Let $W_b$ be the weight of the ball, $V$ its volume, and $\rho_b$ its density. The liquid density is $\rho_l = 2\rho_b$. The weight of the ball is $W_b = \rho_b V g$. The buoyant force in an accelerating frame is $\overrightarrow{F}_B = \rho_l V (\overrightarrow{a} - \overrightarrow{g})$. The net force on the ball is $\overrightarrow{F}_{net} = \overrightarrow{F}_B + \overrightarrow{W}_b + \overrightarrow{T} = m_b \overrightarrow{a}$. Taking upward as positive, $\overrightarrow{g} = -g\hat{j}$. The tension $\overrightarrow{T}$ is downwards, so $\overrightarrow{T} = -T\hat{j}$.

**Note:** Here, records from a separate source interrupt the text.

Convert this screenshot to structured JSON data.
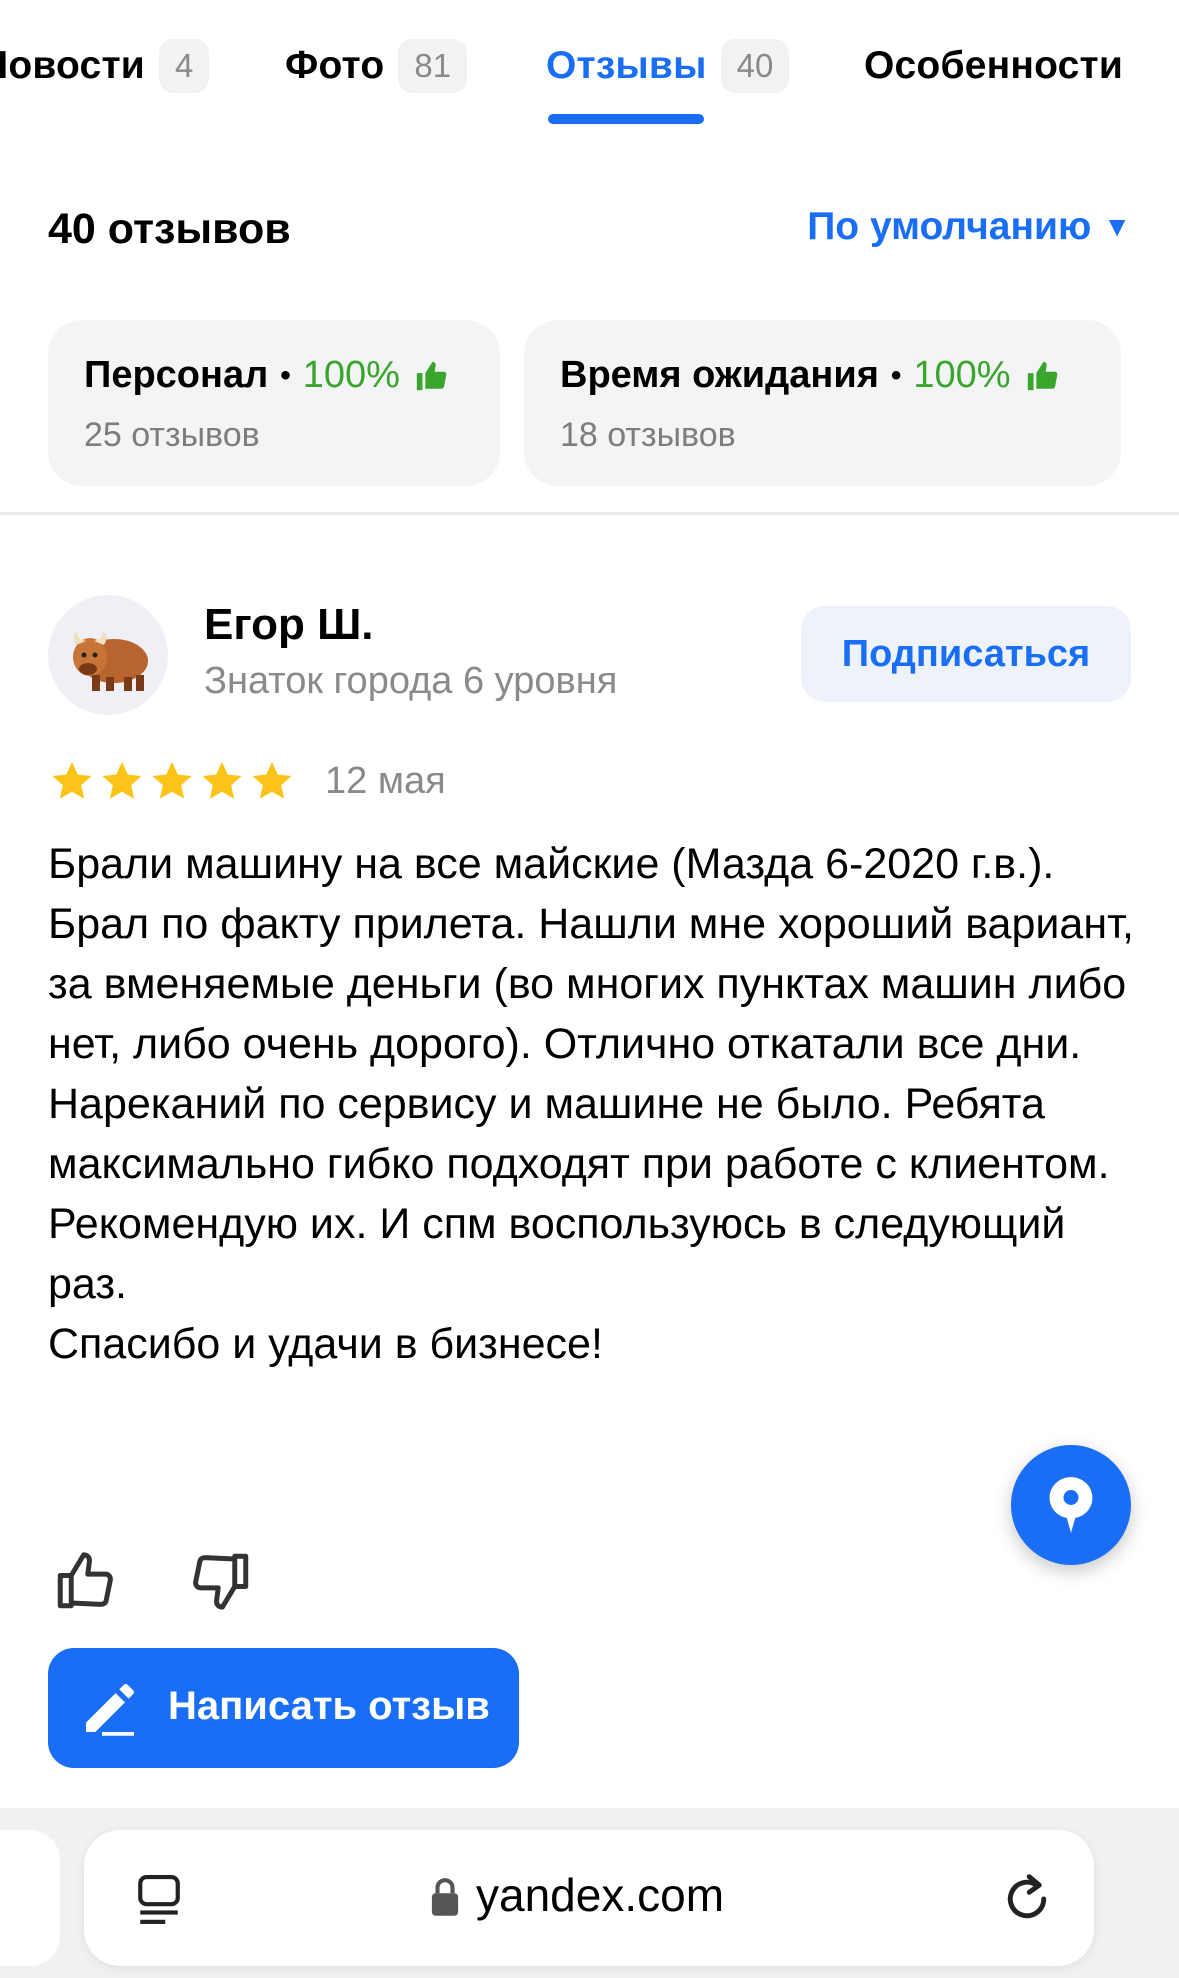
{
  "tabs": [
    {
      "label": "Новости",
      "count": "4"
    },
    {
      "label": "Фото",
      "count": "81"
    },
    {
      "label": "Отзывы",
      "count": "40"
    },
    {
      "label": "Особенности"
    }
  ],
  "reviews_header": {
    "title": "40 отзывов",
    "sort_label": "По умолчанию",
    "sort_caret": "▼"
  },
  "aspects": [
    {
      "name": "Персонал",
      "dot": "•",
      "percent": "100%",
      "reviews": "25 отзывов"
    },
    {
      "name": "Время ожидания",
      "dot": "•",
      "percent": "100%",
      "reviews": "18 отзывов"
    }
  ],
  "review": {
    "author": "Егор Ш.",
    "level": "Знаток города 6 уровня",
    "subscribe_label": "Подписаться",
    "rating": 5,
    "date": "12 мая",
    "paragraphs": [
      "Брали машину на все майские (Мазда 6-2020 г.в.). Брал по факту прилета. Нашли мне хороший вариант, за вменяемые деньги (во многих пунктах машин либо нет, либо очень дорого). Отлично откатали все дни. Нареканий по сервису и машине не было. Ребята максимально гибко подходят при работе с клиентом.",
      "Рекомендую их. И спм воспользуюсь в следующий раз.",
      "Спасибо и удачи в бизнесе!"
    ]
  },
  "write_review_label": "Написать отзыв",
  "browser": {
    "url": "yandex.com"
  },
  "colors": {
    "accent": "#1a6ef5",
    "positive": "#3aa52c",
    "star": "#fcc419"
  },
  "icons": [
    "thumb-up-icon",
    "thumb-down-icon",
    "pencil-icon",
    "map-pin-icon",
    "lock-icon",
    "reader-icon",
    "reload-icon",
    "star-icon"
  ]
}
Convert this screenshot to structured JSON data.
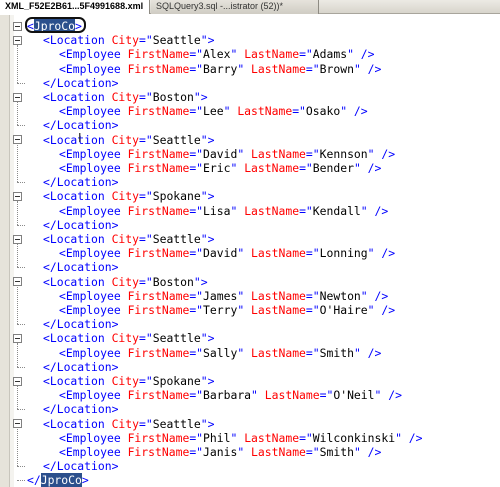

(P) $\overrightarrow{a}=0$: $2\rho_b V (0 - (-g\hat{j})) - W_b\hat{j} - T\hat{j} = 0 \implies 2W_b - W_b - T = 0 \implies T=W_b$. Ratio = 1. (Q) $\overrightarrow{a}=-\frac{g}{2}\hat{j}$: $2\rho_b V (-\frac{g}{2}\hat{j} - (-g\hat{j})) - W_b\hat{j} - T\hat{j} = \rho_b V (-\frac{g}{2}\hat{j}) \implies 2\rho_b V (\frac{g}{2}\hat{j}) - W_b\hat{j} - T\hat{j} = -\frac{W_b}{2}\hat{j} \implies W_b - W_b - T = -\frac{W_b}{2} \implies T=\frac{W_b}{2}$. Ratio = 1/2. (R) $\overrightarrow{a}=-g\hat{j}$: $2\rho_b V (-g\hat{j} - (-g\hat{j})) - W_b\hat{j} - T\hat{j} = \rho_b V (-g\hat{j}) \implies 2\rho_b V (0) - W_b\hat{j} - T\hat{j} = -W_b\hat{j} \implies -W_b - T = -W_b \implies T=0$. Ratio = 0. (S) $\overrightarrow{a}=g\hat{j}$: $2\rho_b V (g\hat{j} - (-g\hat{j})) - W_b\hat{j} - T\hat{j} = \rho_b V (g\hat{j}) \implies 2\rho_b V (2g\hat{j}) - W_b\hat{j} - T\hat{j} = W_b\hat{j} \implies 4W_b - W_b - T = W_b \implies T=2W_b$. Ratio = 2.

Matches: (P)-4, (Q)-5, (R)-1, (S)-3.